O material liberado foi o fluido de perfuração, também chamado de “lama”. Este composto é essencial no processo de perfuração, pois atua no resfriamento da broca, na remoção de fragmentos de rocha e no controle da pressão do poço. É um fluido à base de água com aditivos de baixa toxicidade, comum em operações marítimas.
A Petrobras, em nota divulgada na época do incidente, assegurou que adotou todas as medidas de controle e notificou os órgãos competentes. A companhia enfatizou que o fluido atende aos limites de toxicidade permitidos, é biodegradável e não representa risco ao meio ambiente ou à população.
Potencial da Margem Equatorial e críticas ambientais
A atividade de perfuração na região da Foz do Amazonas é um ponto de debate intenso.
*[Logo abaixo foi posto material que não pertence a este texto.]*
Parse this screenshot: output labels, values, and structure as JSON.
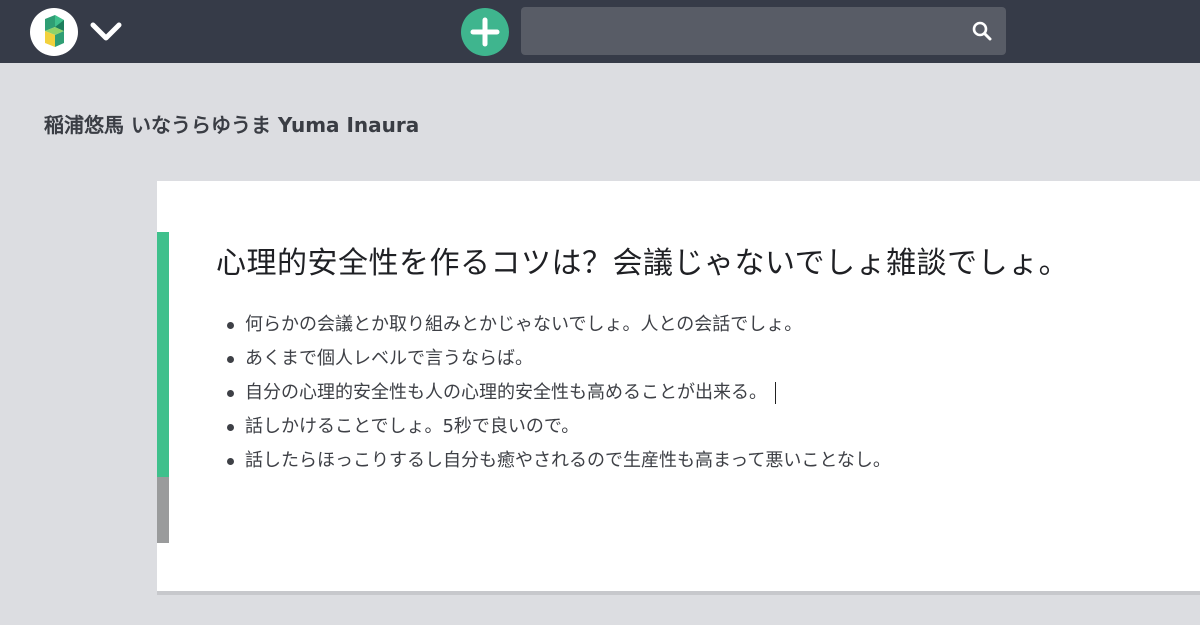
{
  "topbar": {
    "logo_icon": "app-logo-icon",
    "menu_icon": "chevron-down-icon",
    "add_icon": "plus-icon",
    "search": {
      "value": "",
      "placeholder": "",
      "icon": "search-icon"
    },
    "colors": {
      "bar": "#363b48",
      "add": "#3fb58e",
      "search": "#585c66"
    }
  },
  "page": {
    "user_name": "稲浦悠馬 いなうらゆうま Yuma Inaura"
  },
  "card": {
    "title": "心理的安全性を作るコツは？会議じゃないでしょ雑談でしょ。",
    "bullets": [
      "何らかの会議とか取り組みとかじゃないでしょ。人との会話でしょ。",
      "あくまで個人レベルで言うならば。",
      "自分の心理的安全性も人の心理的安全性も高めることが出来る。",
      "話しかけることでしょ。5秒で良いので。",
      "話したらほっこりするし自分も癒やされるので生産性も高まって悪いことなし。"
    ],
    "colors": {
      "accent": "#3fc08c",
      "accent_secondary": "#9a9b9c"
    }
  }
}
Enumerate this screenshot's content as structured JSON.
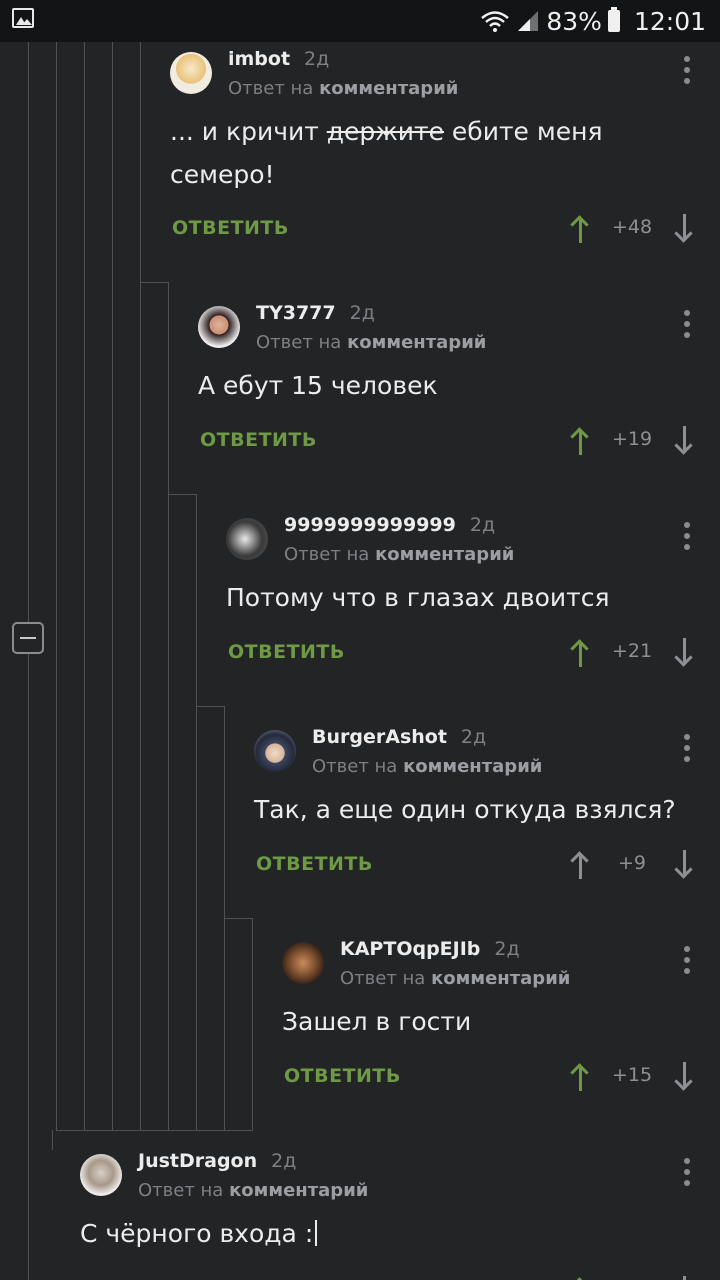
{
  "status_bar": {
    "battery": "83%",
    "time": "12:01"
  },
  "reply_label": "Ответ на",
  "reply_target": "комментарий",
  "answer_label": "ОТВЕТИТЬ",
  "colors": {
    "background": "#222426",
    "accent_green": "#6e9a46",
    "muted": "#7d8084"
  },
  "comments": [
    {
      "author": "imbot",
      "time": "2д",
      "text_before": "... и кричит ",
      "text_struck": "держите",
      "text_after": " ебите меня семеро!",
      "score": "+48",
      "upvoted": true
    },
    {
      "author": "TY3777",
      "time": "2д",
      "text": "А ебут 15 человек",
      "score": "+19",
      "upvoted": true
    },
    {
      "author": "9999999999999",
      "time": "2д",
      "text": "Потому что в глазах двоится",
      "score": "+21",
      "upvoted": true
    },
    {
      "author": "BurgerAshot",
      "time": "2д",
      "text": "Так, а еще один откуда взялся?",
      "score": "+9",
      "upvoted": false
    },
    {
      "author": "KAPTOqpEJIb",
      "time": "2д",
      "text": "Зашел в гости",
      "score": "+15",
      "upvoted": true
    },
    {
      "author": "JustDragon",
      "time": "2д",
      "text": "С чёрного входа :",
      "score": "",
      "upvoted": true
    }
  ]
}
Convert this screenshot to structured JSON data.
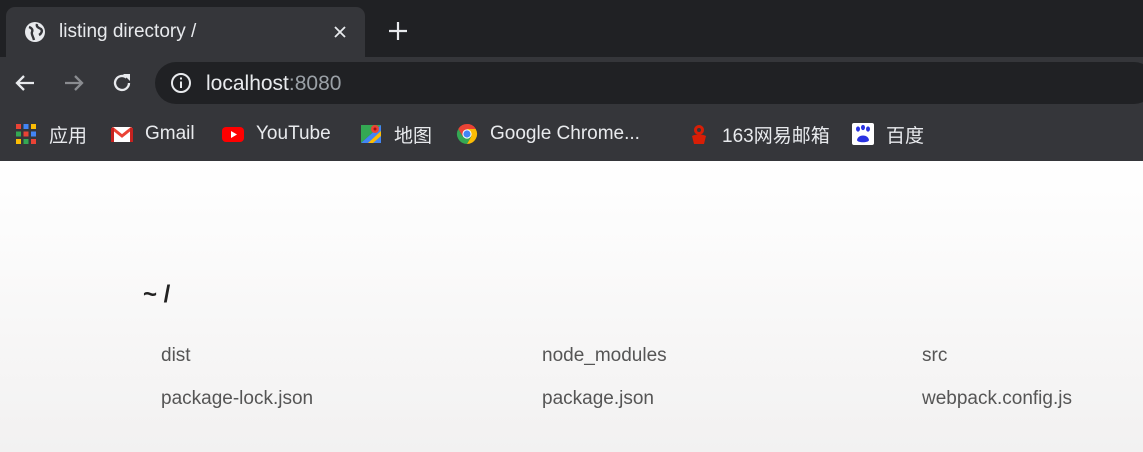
{
  "tab": {
    "title": "listing directory /",
    "close_symbol": "×",
    "favicon": "globe-icon"
  },
  "new_tab_symbol": "+",
  "toolbar": {
    "back_icon": "arrow-left-icon",
    "forward_icon": "arrow-right-icon",
    "reload_icon": "reload-icon",
    "url_host": "localhost",
    "url_port": ":8080"
  },
  "bookmarks": [
    {
      "label": "应用",
      "icon": "apps-grid-icon"
    },
    {
      "label": "Gmail",
      "icon": "gmail-icon"
    },
    {
      "label": "YouTube",
      "icon": "youtube-icon"
    },
    {
      "label": "地图",
      "icon": "maps-icon"
    },
    {
      "label": "Google Chrome...",
      "icon": "chrome-icon"
    },
    {
      "label": "163网易邮箱",
      "icon": "netease-163-icon"
    },
    {
      "label": "百度",
      "icon": "baidu-icon"
    }
  ],
  "page": {
    "heading": "~ /",
    "files": [
      {
        "name": "dist"
      },
      {
        "name": "node_modules"
      },
      {
        "name": "src"
      },
      {
        "name": "package-lock.json"
      },
      {
        "name": "package.json"
      },
      {
        "name": "webpack.config.js"
      }
    ]
  },
  "colors": {
    "frame": "#202124",
    "toolbar": "#35363a",
    "text_light": "#e8eaed",
    "file_text": "#555555"
  }
}
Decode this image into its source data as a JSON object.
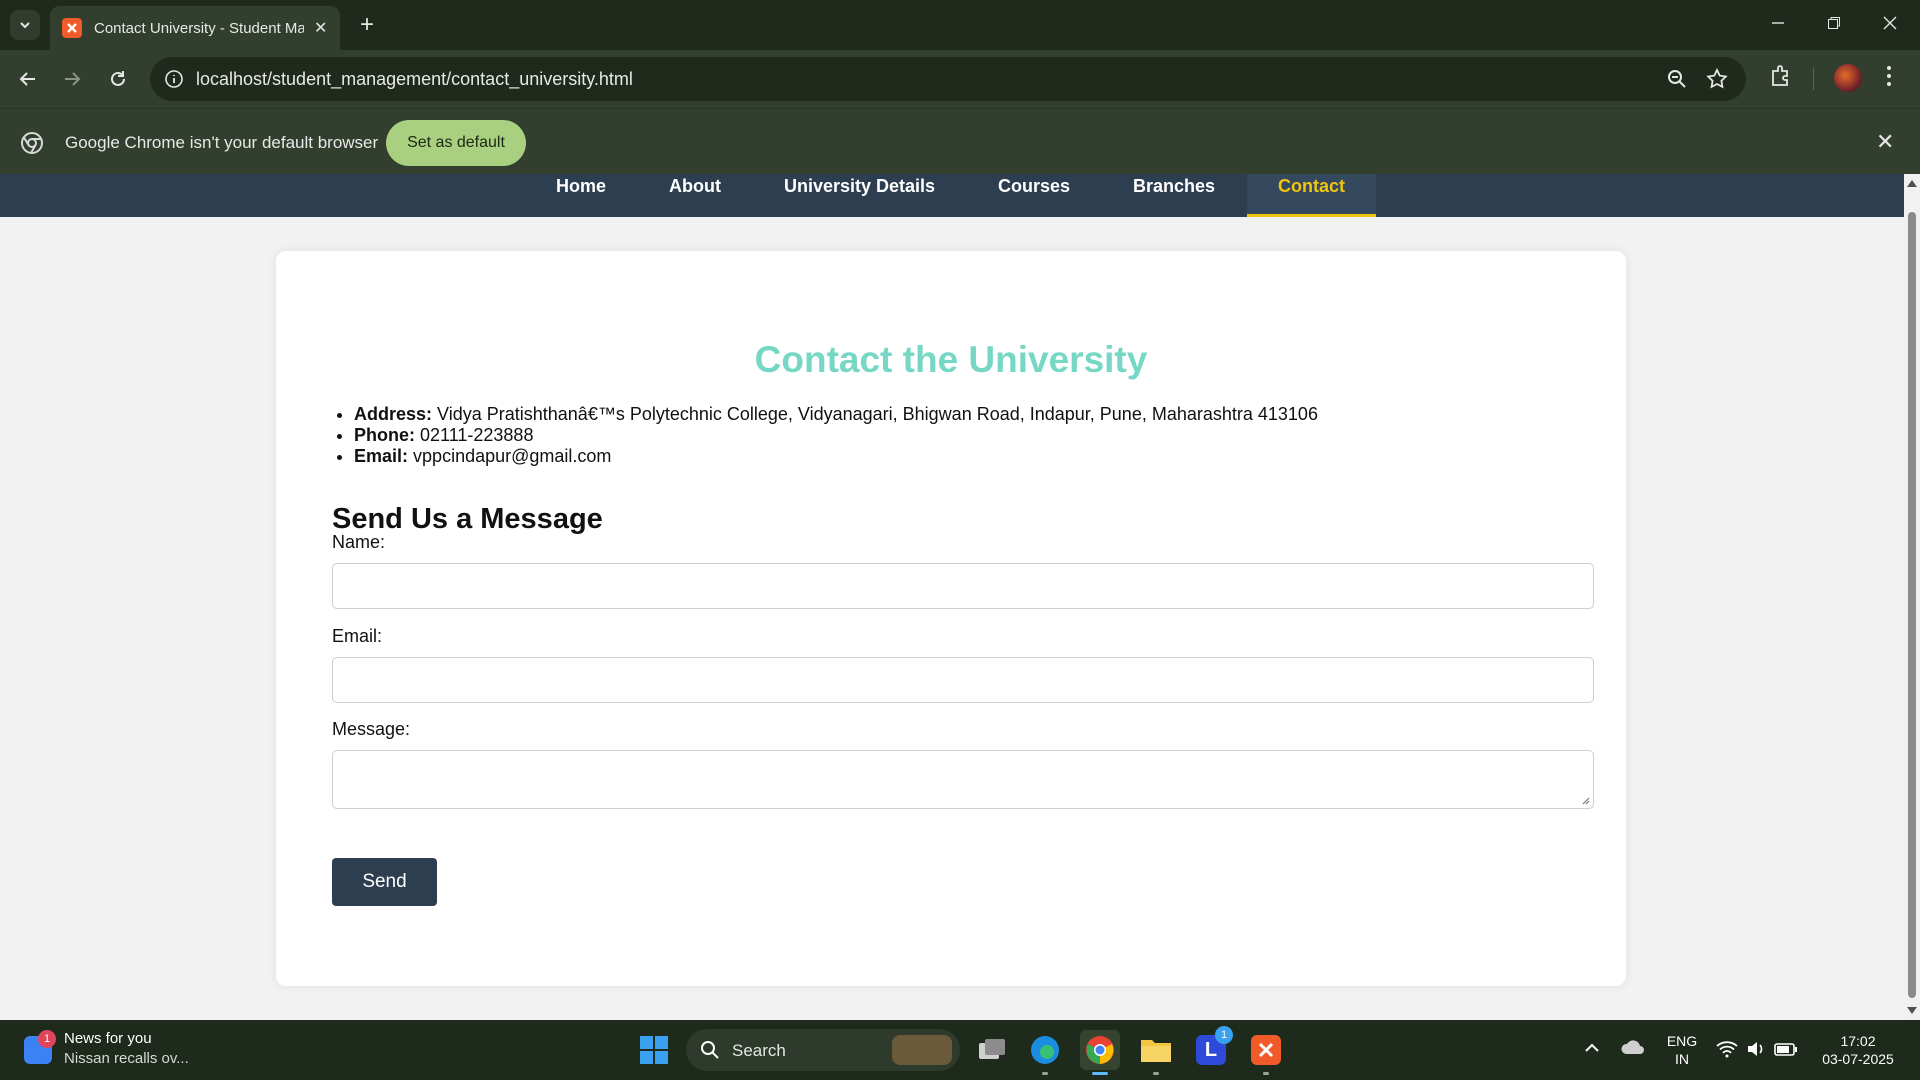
{
  "browser": {
    "tab_title": "Contact University - Student Management",
    "url": "localhost/student_management/contact_university.html",
    "infobar_text": "Google Chrome isn't your default browser",
    "infobar_button": "Set as default"
  },
  "site": {
    "nav": [
      "Home",
      "About",
      "University Details",
      "Courses",
      "Branches",
      "Contact"
    ],
    "active_nav": "Contact",
    "colors": {
      "nav_bg": "#2c3e50",
      "active": "#f1c40f",
      "heading": "#76d7c4"
    }
  },
  "contact": {
    "title": "Contact the University",
    "address_label": "Address:",
    "address": "Vidya Pratishthanâ€™s Polytechnic College, Vidyanagari, Bhigwan Road, Indapur, Pune, Maharashtra 413106",
    "phone_label": "Phone:",
    "phone": "02111-223888",
    "email_label": "Email:",
    "email": "vppcindapur@gmail.com"
  },
  "form": {
    "title": "Send Us a Message",
    "name_label": "Name:",
    "email_label": "Email:",
    "message_label": "Message:",
    "name_value": "",
    "email_value": "",
    "message_value": "",
    "send_label": "Send"
  },
  "taskbar": {
    "news_badge": "1",
    "news_title": "News for you",
    "news_sub": "Nissan recalls ov...",
    "search_label": "Search",
    "lang_line1": "ENG",
    "lang_line2": "IN",
    "time": "17:02",
    "date": "03-07-2025",
    "app_badge": "1"
  }
}
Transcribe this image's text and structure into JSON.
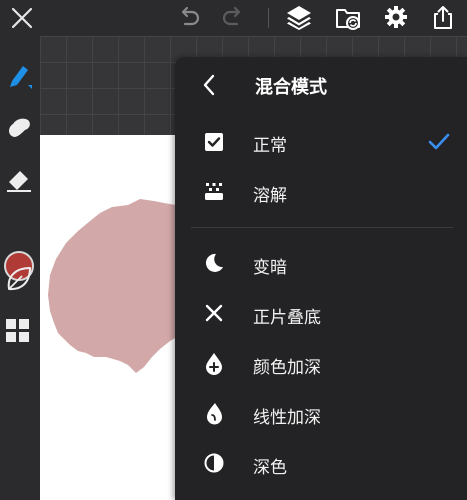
{
  "top_bar": {
    "close_icon": "close-icon",
    "undo_icon": "undo-icon",
    "redo_icon": "redo-icon",
    "layers_icon": "layers-icon",
    "gallery_icon": "gallery-icon",
    "settings_icon": "settings-icon",
    "share_icon": "share-icon"
  },
  "toolbar": {
    "tools": [
      "brush-icon",
      "smudge-icon",
      "eraser-icon",
      "leaf-icon",
      "grid-icon"
    ],
    "current_color": "#b03a35"
  },
  "canvas": {
    "paper_color": "#ffffff",
    "shape_color": "#d2a8a8"
  },
  "blend_menu": {
    "back_icon": "back-chevron-icon",
    "title": "混合模式",
    "accent_color": "#3a8ff0",
    "items": [
      {
        "label": "正常",
        "icon": "checkbox-icon",
        "selected": true
      },
      {
        "label": "溶解",
        "icon": "dissolve-icon",
        "selected": false
      },
      {
        "label": "变暗",
        "icon": "moon-icon",
        "selected": false
      },
      {
        "label": "正片叠底",
        "icon": "multiply-icon",
        "selected": false
      },
      {
        "label": "颜色加深",
        "icon": "drop-plus-icon",
        "selected": false
      },
      {
        "label": "线性加深",
        "icon": "leaf-drop-icon",
        "selected": false
      },
      {
        "label": "深色",
        "icon": "half-circle-icon",
        "selected": false
      }
    ]
  }
}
Ambientalistas criticam veementemente a exploração, enquanto especialistas em petróleo destacam a importância estratégica da área para a produção energética do país. A Margem Equatorial brasileira é vista como uma nova fronteira promissora para a descoberta de petróleo e gás.
Segundo o Ministério de Minas e Energia (MME), a Margem Equatorial teria potencial para reservas que permitiriam explorar 1,1 milhão de barris de petróleo diariamente, superando a capacidade de campos como Tupi e Búzios na Bacia de Santos. O governo estima que a região possa conter até 10 bilhões de barris de petróleo, o que seria suficiente para suprir a demanda nacional por anos.
A Empresa de Pesquisa Energética (EPE) calcula que a Bacia da Foz do Amazonas possua um volume recuperável de 6,2 bilhões de barris de óleo equivalente, conforme estudo dedicado à análise das bacias sedimentares brasileiras. A perfuração em questão ocorre no bloco FZA-M-059, em águas profundas, a cerca de 175 km da costa do Amapá.
Fase exploratória e expectativas futuras
É importante ressaltar que, nesta fase, a operação se concentra exclusivamente na pesquisa exploratória, com o objetivo de coletar dados geológicos para verificar a presença de petróleo e gás em escala comercial. Não há produção de petróleo nesta etapa. A previsão é que a exploração dure cerca de cinco meses, e seus resultados concretos serão observados após esse período.
Apesar de ser uma fase de pesquisa, a continuidade das atividades é vista como um avanço para a exploração na região, que gera expectativas quanto ao futuro energético do Brasil e ao potencial de novas descobertas significativas na Margem Equatorial.